Kızgınlık ve öfke, bastırmaya ve belli etmemeye özen gösterdiğimiz duyguların başında gelir. Mutlu olduğumuzda çevremize olumlu enerji veririz, üzgün olduğumuzda çevremizde teselli etme ve dayanışma isteği uyandırırız. Ancak kızgınlık ve öfke duyguları en istenmeyen duygulardır, uzun sürmese bile ortaya çıktığı andan itibaren bu duyguları yaşayan kişinin kendisini ve çevresindekileri olumsuz etkiler.

Yapılan çalışmalar, düzenlenen eğitimler çoğunlukla kişinin kendi kızgınlık ve öfke duygularını kontrol etmesine yöneliktir. Kişiye beklemesi, sessiz kalması, sakinleşmesi, düşünmesi önerilir. Ancak kızgınlık ve öfke oldukça güçlü, ifade edilmesi de bir o kadar kolay duygulardır.

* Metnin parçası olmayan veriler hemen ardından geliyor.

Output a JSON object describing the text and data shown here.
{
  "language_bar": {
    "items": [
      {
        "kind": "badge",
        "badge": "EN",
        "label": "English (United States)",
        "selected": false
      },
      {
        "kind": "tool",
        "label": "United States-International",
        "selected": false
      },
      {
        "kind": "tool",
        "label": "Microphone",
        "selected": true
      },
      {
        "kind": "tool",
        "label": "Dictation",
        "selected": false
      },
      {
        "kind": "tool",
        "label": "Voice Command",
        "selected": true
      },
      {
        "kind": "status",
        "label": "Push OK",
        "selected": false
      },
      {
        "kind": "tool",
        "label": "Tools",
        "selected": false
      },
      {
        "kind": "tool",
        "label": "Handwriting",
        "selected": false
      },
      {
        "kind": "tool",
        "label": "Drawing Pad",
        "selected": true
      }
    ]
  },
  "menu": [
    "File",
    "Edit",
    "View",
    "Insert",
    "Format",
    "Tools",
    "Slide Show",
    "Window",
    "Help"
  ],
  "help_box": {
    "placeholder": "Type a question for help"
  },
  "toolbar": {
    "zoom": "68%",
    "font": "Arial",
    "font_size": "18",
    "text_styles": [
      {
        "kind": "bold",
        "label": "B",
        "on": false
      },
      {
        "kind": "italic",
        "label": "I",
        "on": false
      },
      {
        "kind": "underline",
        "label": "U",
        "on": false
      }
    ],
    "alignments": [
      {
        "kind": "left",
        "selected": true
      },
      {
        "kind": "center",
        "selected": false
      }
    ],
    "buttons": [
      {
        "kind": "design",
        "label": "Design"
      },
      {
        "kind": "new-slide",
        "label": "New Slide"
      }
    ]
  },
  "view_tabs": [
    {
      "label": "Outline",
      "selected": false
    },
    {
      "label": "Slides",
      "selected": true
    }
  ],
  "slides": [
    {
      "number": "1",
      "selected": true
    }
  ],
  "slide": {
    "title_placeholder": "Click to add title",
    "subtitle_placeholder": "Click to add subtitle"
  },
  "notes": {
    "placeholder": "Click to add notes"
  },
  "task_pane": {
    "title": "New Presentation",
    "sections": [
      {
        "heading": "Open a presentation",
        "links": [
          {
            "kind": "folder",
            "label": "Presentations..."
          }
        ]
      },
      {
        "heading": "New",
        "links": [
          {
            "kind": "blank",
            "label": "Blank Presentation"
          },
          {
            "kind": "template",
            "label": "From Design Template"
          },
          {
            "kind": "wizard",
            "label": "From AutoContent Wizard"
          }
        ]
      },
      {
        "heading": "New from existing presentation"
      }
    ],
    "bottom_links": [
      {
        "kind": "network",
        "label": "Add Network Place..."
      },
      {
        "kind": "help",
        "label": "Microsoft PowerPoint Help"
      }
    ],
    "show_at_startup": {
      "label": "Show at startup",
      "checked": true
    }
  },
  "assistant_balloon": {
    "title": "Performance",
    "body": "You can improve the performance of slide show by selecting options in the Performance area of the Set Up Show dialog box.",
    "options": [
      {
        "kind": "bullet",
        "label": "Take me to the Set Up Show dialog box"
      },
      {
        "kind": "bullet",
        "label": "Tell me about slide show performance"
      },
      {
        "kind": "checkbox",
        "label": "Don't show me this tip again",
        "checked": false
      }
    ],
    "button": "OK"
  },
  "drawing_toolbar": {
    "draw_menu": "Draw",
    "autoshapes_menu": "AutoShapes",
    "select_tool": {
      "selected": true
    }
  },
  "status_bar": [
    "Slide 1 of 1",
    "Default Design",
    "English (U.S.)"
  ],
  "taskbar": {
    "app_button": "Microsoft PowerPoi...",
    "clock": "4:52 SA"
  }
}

Bastırılan kızgınlık ve öfke, kaygı ve depresyona yol açabilmektedir. Ayrıca ifade edilmeyen bu duygular baş ağrısı, tansiyon yükselmesi, mide rahatsızlığı, varolan fiziksel rahatsızlıkların kötüleşmesi, sinir sistemi rahatsızlıkları, solunum ve dolaşım sorunları, uykusuzluk, bağışıklık sisteminde zayıflama gibi birçok fizyolojik probleme de yol açabilir.

Madalyonun diğer yüzünde ise kızgın, öfkeli biri ile karşı karşıya kaldığımızda ne yapacağımızı şaşırırız. Bu duyguların saldırganca ifade edilmesi bizi olumsuz etkiler. Hatta sakin bir şekilde sadece sözel olarak ifade edilse dahi bizde olumsuz duygular uyanabilir. Daha da ötesinde, hiç ifade edilmediğinde kaşların çatılması, dudakların daralması gibi istemsiz yüz ifadelerini veya farkında olmaksızın değişen ses tonunu kolaylıkla fark ederiz. Bu duyguların neden yaşandığına odaklanmak yerine ister istemez direk duygunun kendisine odaklanırız. Kızgınlık ve öfke karşısında tedirgin, rahatsız oluruz. Hatta bu duyguları tehditkar bulur, kendimize yönelik algılarız. Karşımızdaki kişinin öfke seviyesi arttıkça bizim de o kişiye karşı tolerans seviyemiz düşer. Kendimizi korumak için görmezden gelme, duvar örme, pasif agresif hatta bazen direk agresif tepkiler verme gibi farklı savunmalar geliştiririz. Bu da genellikle öfkeye konu olan konuyu çözümsüzlüğe götürür ve karşımızdaki kişiyi daha da sinirlendirir.